Growing up on the New Jersey Shore, Kammerer spent time on the beach every day, and was used to eating wild seafood, from raw clams and oysters to steamers and sushi. His first memory of preparing food is helping his father cook lobsters in beer.
After a few months working in a restaurant, he decided to pursue a career in cooking, and enrolled at the Johnson & Wales University in Rhode Island to study culinary arts. After graduating, he worked in restaurants in Boston and Australia before gaining valuable experience at the three-Michelin-starred RyuGin in Tokyo and another Michelin-starred restaurant in Belgium, the now defunct In de Wulf. He returned to the US to work at the then three-Michelin-starred Saison in San Francisco, where he rose to the rank of Executive Sous Chef. After three years there, he was ready to create his own restaurant, the Harbor House Inn, up the Californian coast in Mendocino County.
Kammerer won the Food & Wine Best New Chef award in 2019 and was a James Beard Awards Semi-Finalist in 2019, 2020, 2022, and 2023. In 2023, he was chosen by his peers for inclusion in the Robb Report’s list of the 50 Most Powerful People in American Fine Dining.
Restaurant
The Harbor House Inn is located 150 miles north of San Francisco in the remote town of Elk on California's Mendocino Coast. Originally built as a logger’s retreat, the building served various roles before closing for refurbishment in 2013. Kammerer and his team—including his partner Amanda Nemec—moved in at the start of 2018, spending four months landscaping the garden and refining the interior, before re-opening it as the fine-dining destination it is today.

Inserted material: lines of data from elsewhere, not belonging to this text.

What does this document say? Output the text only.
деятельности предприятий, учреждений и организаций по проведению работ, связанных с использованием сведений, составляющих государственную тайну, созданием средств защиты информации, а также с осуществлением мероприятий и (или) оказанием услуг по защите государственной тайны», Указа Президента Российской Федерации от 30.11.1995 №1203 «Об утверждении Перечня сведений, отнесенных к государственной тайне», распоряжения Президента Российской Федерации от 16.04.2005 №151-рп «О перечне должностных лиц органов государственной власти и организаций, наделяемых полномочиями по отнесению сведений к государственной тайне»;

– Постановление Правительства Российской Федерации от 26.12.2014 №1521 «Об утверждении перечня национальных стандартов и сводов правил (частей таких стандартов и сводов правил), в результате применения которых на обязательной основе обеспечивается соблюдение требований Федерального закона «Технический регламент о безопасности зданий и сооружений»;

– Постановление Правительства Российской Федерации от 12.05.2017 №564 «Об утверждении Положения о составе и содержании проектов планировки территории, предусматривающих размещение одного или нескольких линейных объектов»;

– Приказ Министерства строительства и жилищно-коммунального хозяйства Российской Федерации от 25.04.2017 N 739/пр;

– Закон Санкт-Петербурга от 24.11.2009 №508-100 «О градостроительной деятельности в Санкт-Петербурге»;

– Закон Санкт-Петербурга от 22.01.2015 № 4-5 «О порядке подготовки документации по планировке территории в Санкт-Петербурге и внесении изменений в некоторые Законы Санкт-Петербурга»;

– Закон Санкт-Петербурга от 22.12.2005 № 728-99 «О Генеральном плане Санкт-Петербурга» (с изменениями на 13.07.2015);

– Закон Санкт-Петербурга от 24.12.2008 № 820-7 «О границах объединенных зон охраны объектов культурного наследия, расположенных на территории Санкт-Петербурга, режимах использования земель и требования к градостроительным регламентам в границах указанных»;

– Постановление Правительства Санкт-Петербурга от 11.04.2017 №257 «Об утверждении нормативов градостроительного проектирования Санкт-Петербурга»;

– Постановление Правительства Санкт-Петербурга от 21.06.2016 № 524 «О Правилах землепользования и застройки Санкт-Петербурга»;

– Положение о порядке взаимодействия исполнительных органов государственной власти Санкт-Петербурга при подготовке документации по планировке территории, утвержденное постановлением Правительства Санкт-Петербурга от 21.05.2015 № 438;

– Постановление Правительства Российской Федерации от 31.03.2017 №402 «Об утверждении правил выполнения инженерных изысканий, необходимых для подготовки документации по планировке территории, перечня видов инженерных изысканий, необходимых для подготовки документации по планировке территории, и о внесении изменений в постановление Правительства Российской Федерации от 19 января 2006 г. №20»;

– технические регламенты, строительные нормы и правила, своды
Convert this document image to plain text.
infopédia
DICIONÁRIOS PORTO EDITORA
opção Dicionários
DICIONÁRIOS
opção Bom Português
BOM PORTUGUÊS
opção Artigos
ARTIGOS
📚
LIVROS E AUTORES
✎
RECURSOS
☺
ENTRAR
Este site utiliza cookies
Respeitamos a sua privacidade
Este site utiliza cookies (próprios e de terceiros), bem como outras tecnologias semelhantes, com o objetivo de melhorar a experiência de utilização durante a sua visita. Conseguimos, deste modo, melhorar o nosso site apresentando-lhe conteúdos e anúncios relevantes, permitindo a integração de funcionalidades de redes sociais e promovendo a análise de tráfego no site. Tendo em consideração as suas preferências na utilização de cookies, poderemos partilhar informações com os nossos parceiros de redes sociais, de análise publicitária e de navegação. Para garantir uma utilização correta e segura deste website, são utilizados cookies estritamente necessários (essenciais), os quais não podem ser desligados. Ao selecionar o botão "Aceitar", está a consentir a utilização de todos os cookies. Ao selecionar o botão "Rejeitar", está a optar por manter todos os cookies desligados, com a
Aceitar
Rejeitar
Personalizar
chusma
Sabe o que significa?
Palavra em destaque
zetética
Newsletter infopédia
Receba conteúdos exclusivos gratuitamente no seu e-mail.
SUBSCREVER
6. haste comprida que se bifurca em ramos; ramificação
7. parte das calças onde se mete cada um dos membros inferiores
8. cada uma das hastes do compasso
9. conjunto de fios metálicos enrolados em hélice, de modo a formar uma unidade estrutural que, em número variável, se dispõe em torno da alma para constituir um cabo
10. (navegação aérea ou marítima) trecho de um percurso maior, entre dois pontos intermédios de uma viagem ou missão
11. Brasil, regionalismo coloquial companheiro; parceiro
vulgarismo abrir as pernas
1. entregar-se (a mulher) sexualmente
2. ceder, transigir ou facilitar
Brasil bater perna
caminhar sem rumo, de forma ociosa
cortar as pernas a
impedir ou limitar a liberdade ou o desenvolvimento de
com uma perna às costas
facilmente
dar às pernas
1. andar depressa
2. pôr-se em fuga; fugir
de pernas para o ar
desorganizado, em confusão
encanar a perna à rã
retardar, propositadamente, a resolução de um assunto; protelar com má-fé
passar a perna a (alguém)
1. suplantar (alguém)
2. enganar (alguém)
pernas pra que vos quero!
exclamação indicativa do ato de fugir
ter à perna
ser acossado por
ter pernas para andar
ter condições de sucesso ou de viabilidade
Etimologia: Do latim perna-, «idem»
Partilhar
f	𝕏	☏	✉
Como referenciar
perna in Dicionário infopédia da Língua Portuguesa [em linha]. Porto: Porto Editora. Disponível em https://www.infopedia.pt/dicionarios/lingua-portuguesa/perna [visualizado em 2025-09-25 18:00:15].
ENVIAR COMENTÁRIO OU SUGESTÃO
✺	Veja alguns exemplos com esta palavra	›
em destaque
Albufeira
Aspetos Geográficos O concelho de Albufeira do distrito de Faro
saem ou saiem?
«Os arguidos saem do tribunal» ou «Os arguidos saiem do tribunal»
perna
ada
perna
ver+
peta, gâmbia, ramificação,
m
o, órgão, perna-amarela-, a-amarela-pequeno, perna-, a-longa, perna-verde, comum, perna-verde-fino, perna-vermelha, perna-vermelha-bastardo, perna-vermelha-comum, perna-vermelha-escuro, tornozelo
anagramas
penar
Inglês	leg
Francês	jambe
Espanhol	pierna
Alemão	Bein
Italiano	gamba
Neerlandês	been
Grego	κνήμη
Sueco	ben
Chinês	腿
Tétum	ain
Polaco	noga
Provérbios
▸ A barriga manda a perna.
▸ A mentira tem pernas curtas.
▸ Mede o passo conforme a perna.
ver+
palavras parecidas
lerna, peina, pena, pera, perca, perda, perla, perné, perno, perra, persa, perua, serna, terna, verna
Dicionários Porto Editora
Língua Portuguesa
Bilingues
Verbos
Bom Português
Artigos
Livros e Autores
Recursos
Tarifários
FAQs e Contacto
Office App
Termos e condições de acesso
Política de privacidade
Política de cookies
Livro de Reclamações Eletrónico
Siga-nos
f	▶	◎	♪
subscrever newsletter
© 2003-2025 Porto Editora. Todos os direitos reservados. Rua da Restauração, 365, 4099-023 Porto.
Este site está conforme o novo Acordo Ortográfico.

In addition to the 20-seat restaurant with its sweeping ocean views, the Inn boasts 10 guest rooms, extensive gardens, and its own private cove, not forgetting the nearby farm where much of the produce Kammerer uses is grown. The farm’s output is complemented by local seafood and vegetables, animals raised sustainably by local farmers, and other ingredients foraged from nearby forests and along the shore.
The Harbor House inn picked up its first star in the Michelin Guide for California in 2019, a year after opening, and earned a second in 2021. In 2020, it became one of the first restaurants in California to receive a Michelin green star, in recognition of its dedication to sustainable gastronomy.
Recipes and dishes
The eight-to-12-course tasting menu Kammerer serves at the Harbor House Inn is created using sustainably sourced local ingredients from Mendocino County’s rugged coastline and inland forests, many of them gathered personally by Kammerer and other members of his team. The menu changes daily but is always built around local seafood and vegetables, from fresh sea cucumber and abalone to wild ginger, horseradish, and espelette peppers. Kammerer even makes his own salt by collecting sea water in buckets from below the Inn and evaporating it slowly until large salt crystals emerge.
All his dishes are cooked simply using fire, steam, and smoke, with familiar ingredients often prepared and presented in original ways. A good example is the albacore tuna, which is aged for four to five days in a cedar box, then smoked over dried calendula flowers and served with salted plums from the Inn’s own garden.
One signature dish that is a near-constant on the menu is maitake mushroom tempura with a lace lichen broth, made with locally foraged ingredients. Lace lichen only grows in places where the air quality is exceptionally high, and was discovered by Kammerer during the Covid pandemic, a period when he used his spare time to expand his knowledge of local plants.